Selling tickets for more than face value is against the law in Denmark, although government consumer affairs ombudsman Kathrine De Neergaard recently told the Politiken newspaper there are legal complications with a prosecution.

“Even through Viagogo’s practice is illegal in Denmark it is very difficult to act upon, because what they are doing is fully legal in England and presumably also in Switzerland, where the company operates from,” she said.

ICO was named in a 30-second clip from the “Operation X” program that’s already been posted on the TV2 website.

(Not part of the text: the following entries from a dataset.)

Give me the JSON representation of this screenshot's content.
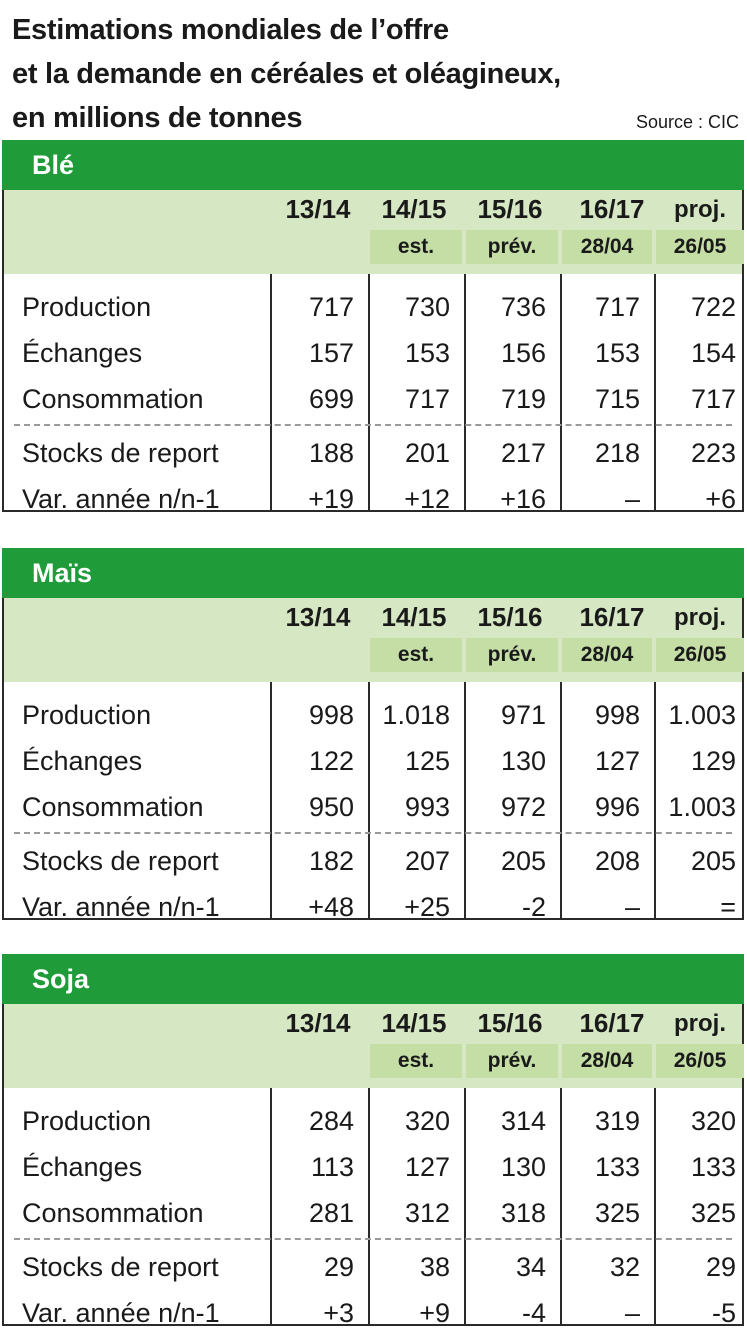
{
  "title_lines": [
    "Estimations mondiales de l’offre",
    "et la demande en céréales et oléagineux,",
    "en millions de tonnes"
  ],
  "source": "Source : CIC",
  "columns": {
    "periods": [
      "13/14",
      "14/15",
      "15/16",
      "16/17",
      "proj."
    ],
    "sub": [
      "est.",
      "prév.",
      "28/04",
      "26/05"
    ]
  },
  "row_labels": [
    "Production",
    "Échanges",
    "Consommation",
    "Stocks de report",
    "Var. année n/n-1"
  ],
  "colors": {
    "header_green": "#1f9b3a",
    "band_light": "#d6e8c3",
    "band_mid": "#c4dea6"
  },
  "chart_data": [
    {
      "type": "table",
      "title": "Blé",
      "columns": [
        "13/14",
        "14/15 est.",
        "15/16 prév.",
        "16/17 proj. 28/04",
        "16/17 proj. 26/05"
      ],
      "rows": [
        [
          "Production",
          "717",
          "730",
          "736",
          "717",
          "722"
        ],
        [
          "Échanges",
          "157",
          "153",
          "156",
          "153",
          "154"
        ],
        [
          "Consommation",
          "699",
          "717",
          "719",
          "715",
          "717"
        ],
        [
          "Stocks de report",
          "188",
          "201",
          "217",
          "218",
          "223"
        ],
        [
          "Var. année n/n-1",
          "+19",
          "+12",
          "+16",
          "–",
          "+6"
        ]
      ]
    },
    {
      "type": "table",
      "title": "Maïs",
      "columns": [
        "13/14",
        "14/15 est.",
        "15/16 prév.",
        "16/17 proj. 28/04",
        "16/17 proj. 26/05"
      ],
      "rows": [
        [
          "Production",
          "998",
          "1.018",
          "971",
          "998",
          "1.003"
        ],
        [
          "Échanges",
          "122",
          "125",
          "130",
          "127",
          "129"
        ],
        [
          "Consommation",
          "950",
          "993",
          "972",
          "996",
          "1.003"
        ],
        [
          "Stocks de report",
          "182",
          "207",
          "205",
          "208",
          "205"
        ],
        [
          "Var. année n/n-1",
          "+48",
          "+25",
          "-2",
          "–",
          "="
        ]
      ]
    },
    {
      "type": "table",
      "title": "Soja",
      "columns": [
        "13/14",
        "14/15 est.",
        "15/16 prév.",
        "16/17 proj. 28/04",
        "16/17 proj. 26/05"
      ],
      "rows": [
        [
          "Production",
          "284",
          "320",
          "314",
          "319",
          "320"
        ],
        [
          "Échanges",
          "113",
          "127",
          "130",
          "133",
          "133"
        ],
        [
          "Consommation",
          "281",
          "312",
          "318",
          "325",
          "325"
        ],
        [
          "Stocks de report",
          "29",
          "38",
          "34",
          "32",
          "29"
        ],
        [
          "Var. année n/n-1",
          "+3",
          "+9",
          "-4",
          "–",
          "-5"
        ]
      ]
    }
  ]
}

It can be found here and also shows reporters chasing ICO chief Arne Worsoe, Kim’s father, in an effort to get a comment.

Using a hidden camera, the full program is believed to show “a large proportion” of Viagogo’s sales are for tickets the company has obtained via various methods.

Rather than being put up for sale by fans who can’t get to the show, most tickets have come direct from the promoter or from “Super Sellers,” professional touts who buy as many tickets as possible with the intent of reselling through secondary sites.

“Operation X” journalist Signe Holme Øhlenschlæger told Pollstar her team also found that Viagogo often sells tickets it doesn’t have.

“There were times when we bought tickets and when they arrived, we noticed a date on the ticket that showed they’d been bought from Billetnet after we had bought and paid for them,” she said.

The program also uncovered a problem with Viagogo reselling fake tickets. At a recent Coldplay show in Copenhagen, it discovered that 200 fans who bought tickets through Viagogo were refused entry because the tickets weren’t genuine.

Øhlenschlæger says the program found no evidence that tickets for Coldplay and Madonna, both promoted by Live Nation, were supplied direct to Viagogo.

She said LN assured “Operation X” that any of their tickets that appeared on the Viagogo site were probably bought by the “Super Sellers,” which use teams with a large pile of credit cards and false identities.

Even before the program aired, it caused Google to block Viagogo because Øhlenschlæger’s team told the search engine giant it was selling tickets for more than face value.

Viagogo will no longer appear at the top of the page when Danes search for concert tickets, while Google’s lawyers check whether the secondary seller is breaking Danish law.

On Aug. 14 another Danish TV investigation called “Kontant” (or “Cash”) showed that Viagogo’s employees buy huge numbers of tickets at the normal price, usually from authorised sellers, and sell them to consumers at two or three times face value.

The “Operation X” programme also uses footage from “Dispatches,” the UK TV documentary on the secondary market that Channel 4 screened in February.